Pinging 10.200.91.6 with 32 bytes of data:

Request timed out.

Request timed out.

Request timed out.

access-list 110 deny icmp host 10.200.91.6 any

access-list 110 deny icmp any host 10.200.91.6

access-list 110 permit ip any any

interface FA0/0

ip address 10.200.91.6 255.255.255.252

no ip redirects

no ip unreachables

no ip proxy-arp

ip route-cache flow

duplex auto

speed auto

no cdp enable

no mop enabled

vashdevt
Level 1
Level 1

If end to end router in your administration you can using some sort of tunneling like GRE which will hide all router in between

Vash

I have 2 corrections to things that have been said in this discussion.

- the statement that traceroute uses ping may be true and may be not true, depending on what is issuing the traceroute. If a Windows system uses the tracert command then the traceroute will use ping. But if a Cisco router or Unix system issue the traceroute command then it will use UDP packets for the traceroute. So trying to solve this with access lists is problematic (how do you know what UDP port number would be used for a particular traceroute - since the port number increments for each hop along the path).
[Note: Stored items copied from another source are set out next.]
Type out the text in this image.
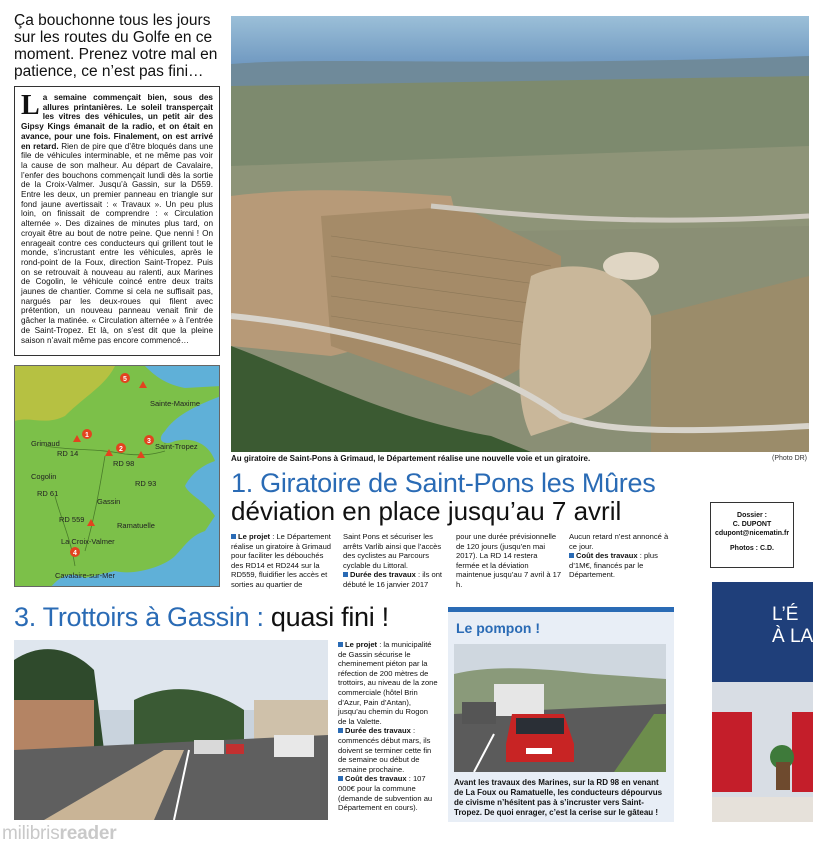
Ça bouchonne tous les jours sur les routes du Golfe en ce moment. Prenez votre mal en patience, ce n’est pas fini…
L a semaine commençait bien, sous des allures printanières. Le soleil transperçait les vitres des véhicules, un petit air des Gipsy Kings émanait de la radio, et on était en avance, pour une fois. Finalement, on est arrivé en retard. Rien de pire que d’être bloqués dans une file de véhicules interminable, et ne même pas voir la cause de son malheur. Au départ de Cavalaire, l’enfer des bouchons commençait lundi dès la sortie de la Croix-Valmer. Jusqu’à Gassin, sur la D559. Entre les deux, un premier panneau en triangle sur fond jaune avertissait : « Travaux ». Un peu plus loin, on finissait de comprendre : « Circulation alternée ». Des dizaines de minutes plus tard, on croyait être au bout de notre peine. Que nenni ! On enrageait contre ces conducteurs qui grillent tout le monde, s’incrustant entre les véhicules, après le rond-point de la Foux, direction Saint-Tropez. Puis on se retrouvait à nouveau au ralenti, aux Marines de Cogolin, le véhicule coincé entre deux traits jaunes de chantier. Comme si cela ne suffisait pas, nargués par les deux-roues qui filent avec prétention, un nouveau panneau venait finir de gâcher la matinée. « Circulation alternée » à l’entrée de Saint-Tropez. Et là, on s’est dit que la pleine saison n’avait même pas encore commencé…

Sainte-Maxime
Grimaud	Saint-Tropez
Cogolin
Gassin
Ramatuelle
La Croix-Valmer
Cavalaire-sur-Mer
RD 98
RD 14
RD 61
RD 559
RD 93
1
2
3
4
5
Au giratoire de Saint-Pons à Grimaud, le Département réalise une nouvelle voie et un giratoire.	(Photo DR)
1. Giratoire de Saint-Pons les Mûres
déviation en place jusqu’au 7 avril	Dossier :
C. DUPONT
cdupont@nicematin.fr
Photos : C.D.
Le projet : Le Département réalise un giratoire à Grimaud pour faciliter les débouchés des RD14 et RD244 sur la RD559, fluidifier les accès et sorties au quartier de
Saint Pons et sécuriser les arrêts Varlib ainsi que l’accès des cyclistes au Parcours cyclable du Littoral.
Durée des travaux : ils ont débuté le 16 janvier 2017
pour une durée prévisionnelle de 120 jours (jusqu’en mai 2017). La RD 14 restera fermée et la déviation maintenue jusqu’au 7 avril à 17 h.
Aucun retard n’est annoncé à ce jour.
Coût des travaux : plus d’1M€, financés par le Département.
3. Trottoirs à Gassin : quasi fini !
Le projet : la municipalité de Gassin sécurise le cheminement piéton par la réfection de 200 mètres de trottoirs, au niveau de la zone commerciale (hôtel Brin d’Azur, Pain d’Antan), jusqu’au chemin du Rogon de la Valette.
Durée des travaux : commencés début mars, ils doivent se terminer cette fin de semaine ou début de semaine prochaine.
Coût des travaux : 107 000€ pour la commune (demande de subvention au Département en cours).
Le pompon !
Avant les travaux des Marines, sur la RD 98 en venant de La Foux ou Ramatuelle, les conducteurs dépourvus de civisme n’hésitent pas à s’incruster vers Saint-Tropez. De quoi enrager, c’est la cerise sur le gâteau !
L’É
À LA
milibrisreader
- Mike was on the right track about how to make the router not respond to traceroute, but got the syntax slightly off. It is not no icmp unreachable but is no ip reachable (which gets configured on the interface).

HTH

Rick

HTH

Rick

Rick is correct in the way that traceroute works. It sends udp or icmp packet which are set to expire. However the no ip unreachables command stops the router from sending unreachable messages, however I at least on the IOS we are running, it stop icmp host unreachable, icmp network unreachable, and icmp administratively prohibited, and probably a few others. The icmp message sent by the trace back to the destination is an icmp time-exceeded message. If you put in your access-list deny icmp time-exceeded, it should stop the replies to the traceroute probes, effectively making your router "invisible."

Regarding the comment that you see carriers do it all the time, most of the time that is because they are running an MPLS core, and have the customer routes only on the edge routers. This means that the packet will go into an MPLS tunnel through there network until it exits on the other side of their network. Their core routers use the mpls tag to determine where to forward the packet, rather than the destination ip address. Therefore when a packet's TTL expires in mid transit, it does not have a route back to the source, and the router drops the packet.
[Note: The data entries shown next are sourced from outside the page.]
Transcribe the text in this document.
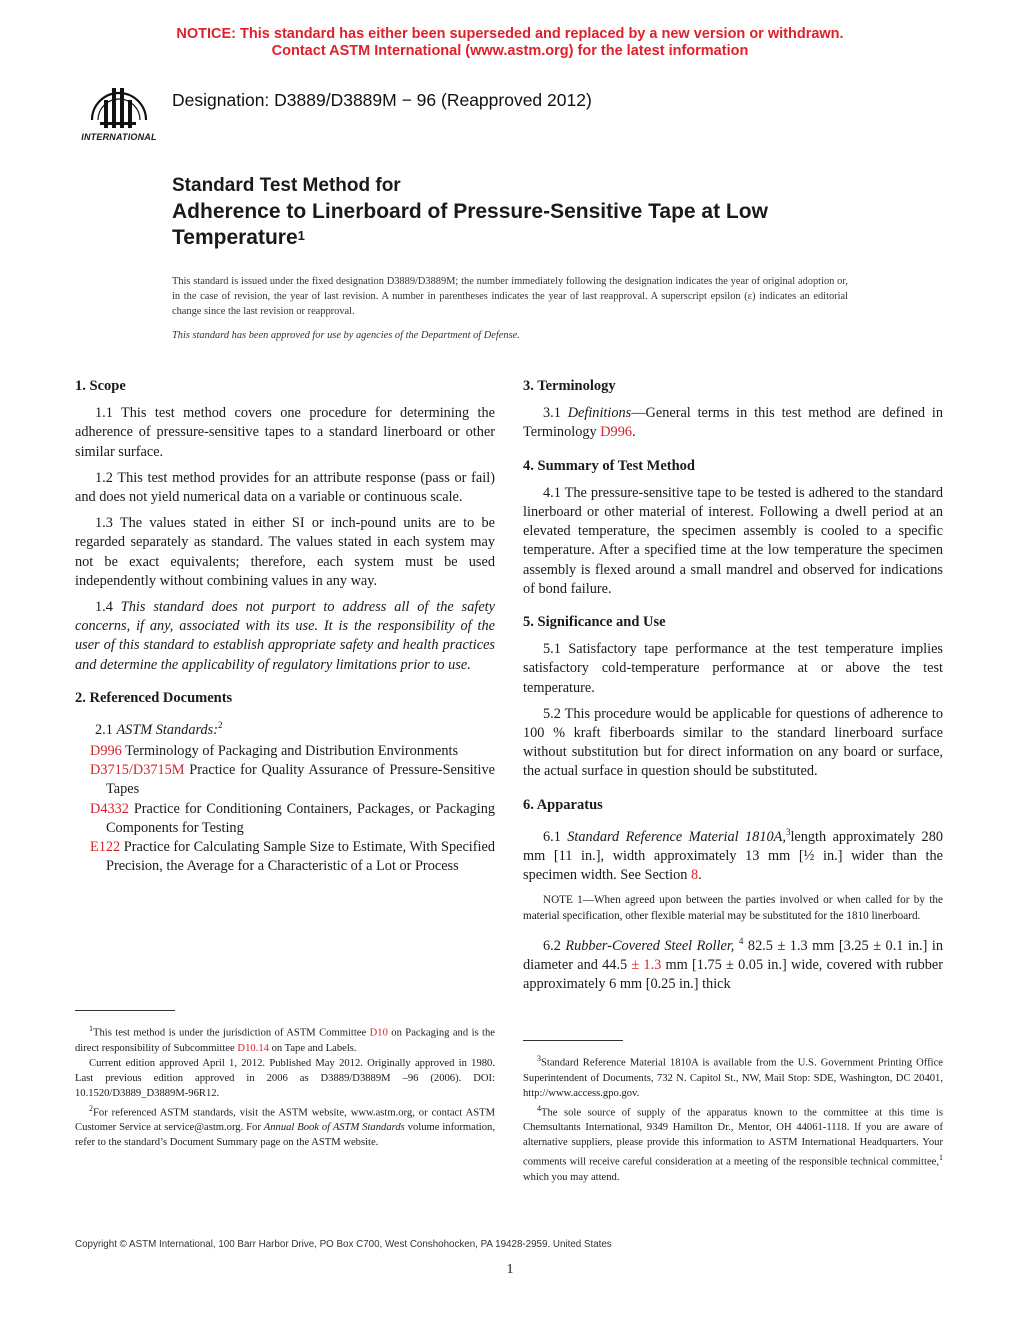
NOTICE: This standard has either been superseded and replaced by a new version or withdrawn.
Contact ASTM International (www.astm.org) for the latest information
INTERNATIONAL
Designation: D3889/D3889M − 96 (Reapproved 2012)
Standard Test Method for
Adherence to Linerboard of Pressure-Sensitive Tape at Low Temperature$^1$
This standard is issued under the fixed designation D3889/D3889M; the number immediately following the designation indicates the year of original adoption or, in the case of revision, the year of last revision. A number in parentheses indicates the year of last reapproval. A superscript epsilon (ε) indicates an editorial change since the last revision or reapproval.
This standard has been approved for use by agencies of the Department of Defense.
1. Scope

1.1 This test method covers one procedure for determining the adherence of pressure-sensitive tapes to a standard linerboard or other similar surface.

1.2 This test method provides for an attribute response (pass or fail) and does not yield numerical data on a variable or continuous scale.

1.3 The values stated in either SI or inch-pound units are to be regarded separately as standard. The values stated in each system may not be exact equivalents; therefore, each system must be used independently without combining values in any way.

1.4 This standard does not purport to address all of the safety concerns, if any, associated with its use. It is the responsibility of the user of this standard to establish appropriate safety and health practices and determine the applicability of regulatory limitations prior to use.

2. Referenced Documents

2.1 ASTM Standards:$^2$

D996 Terminology of Packaging and Distribution Environments
D3715/D3715M Practice for Quality Assurance of Pressure-Sensitive Tapes
D4332 Practice for Conditioning Containers, Packages, or Packaging Components for Testing
E122 Practice for Calculating Sample Size to Estimate, With Specified Precision, the Average for a Characteristic of a Lot or Process
3. Terminology

3.1 Definitions—General terms in this test method are defined in Terminology D996.

4. Summary of Test Method

4.1 The pressure-sensitive tape to be tested is adhered to the standard linerboard or other material of interest. Following a dwell period at an elevated temperature, the specimen assembly is cooled to a specific temperature. After a specified time at the low temperature the specimen assembly is flexed around a small mandrel and observed for indications of bond failure.

5. Significance and Use

5.1 Satisfactory tape performance at the test temperature implies satisfactory cold-temperature performance at or above the test temperature.

5.2 This procedure would be applicable for questions of adherence to 100 % kraft fiberboards similar to the standard linerboard surface without substitution but for direct information on any board or surface, the actual surface in question should be substituted.

6. Apparatus

6.1 Standard Reference Material 1810A,$^3$length approximately 280 mm [11 in.], width approximately 13 mm [½ in.] wider than the specimen width. See Section 8.

NOTE 1—When agreed upon between the parties involved or when called for by the material specification, other flexible material may be substituted for the 1810 linerboard.

6.2 Rubber-Covered Steel Roller, $^4$ 82.5 ± 1.3 mm [3.25 ± 0.1 in.] in diameter and 44.5 ± 1.3 mm [1.75 ± 0.05 in.] wide, covered with rubber approximately 6 mm [0.25 in.] thick

$^1$This test method is under the jurisdiction of ASTM Committee D10 on Packaging and is the direct responsibility of Subcommittee D10.14 on Tape and Labels.

Current edition approved April 1, 2012. Published May 2012. Originally approved in 1980. Last previous edition approved in 2006 as D3889/D3889M –96 (2006). DOI: 10.1520/D3889_D3889M-96R12.

$^2$For referenced ASTM standards, visit the ASTM website, www.astm.org, or contact ASTM Customer Service at service@astm.org. For Annual Book of ASTM Standards volume information, refer to the standard’s Document Summary page on the ASTM website.

$^3$Standard Reference Material 1810A is available from the U.S. Government Printing Office Superintendent of Documents, 732 N. Capitol St., NW, Mail Stop: SDE, Washington, DC 20401, http://www.access.gpo.gov.

$^4$The sole source of supply of the apparatus known to the committee at this time is Chemsultants International, 9349 Hamilton Dr., Mentor, OH 44061-1118. If you are aware of alternative suppliers, please provide this information to ASTM International Headquarters. Your comments will receive careful consideration at a meeting of the responsible technical committee,$^1$ which you may attend.

Copyright © ASTM International, 100 Barr Harbor Drive, PO Box C700, West Conshohocken, PA 19428-2959. United States
1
But there is a flaw in that approach. An outbound access list will not filter pacekts originated by the router. So you could put statements in the outbound access list to deny icmp time-exceeded, but it would not stop the router from generating and sending the responses. It can stop packets going through the router but not packets originated by the router.

I believe that if you want the router to be invisible it must be really invisible (no host unreachable, no network unreachable, not just no time-exceeded).

HTH

Rick

HTH

Rick

The router on the edge of your network will still send the icmp time-exceeded message because outbound access-lists do not apply to traffic generated by the router as you said, but that is as far into your network as they will get. Setting no ip unreachables on every interface is a good thing, in that it stops the router from generating the various unreachable message, however, it does not stop the time exceeded message. We have no ip unreachables turned on every interface in our network, but you can still run a traceroute through our network.

And as you can see in the poster's config, he already has it set on his interface, but traceroute still responds.

I dont see a command for the commands you guys were talking about unless its a sub command somewhere...

What commands to do I need to enable?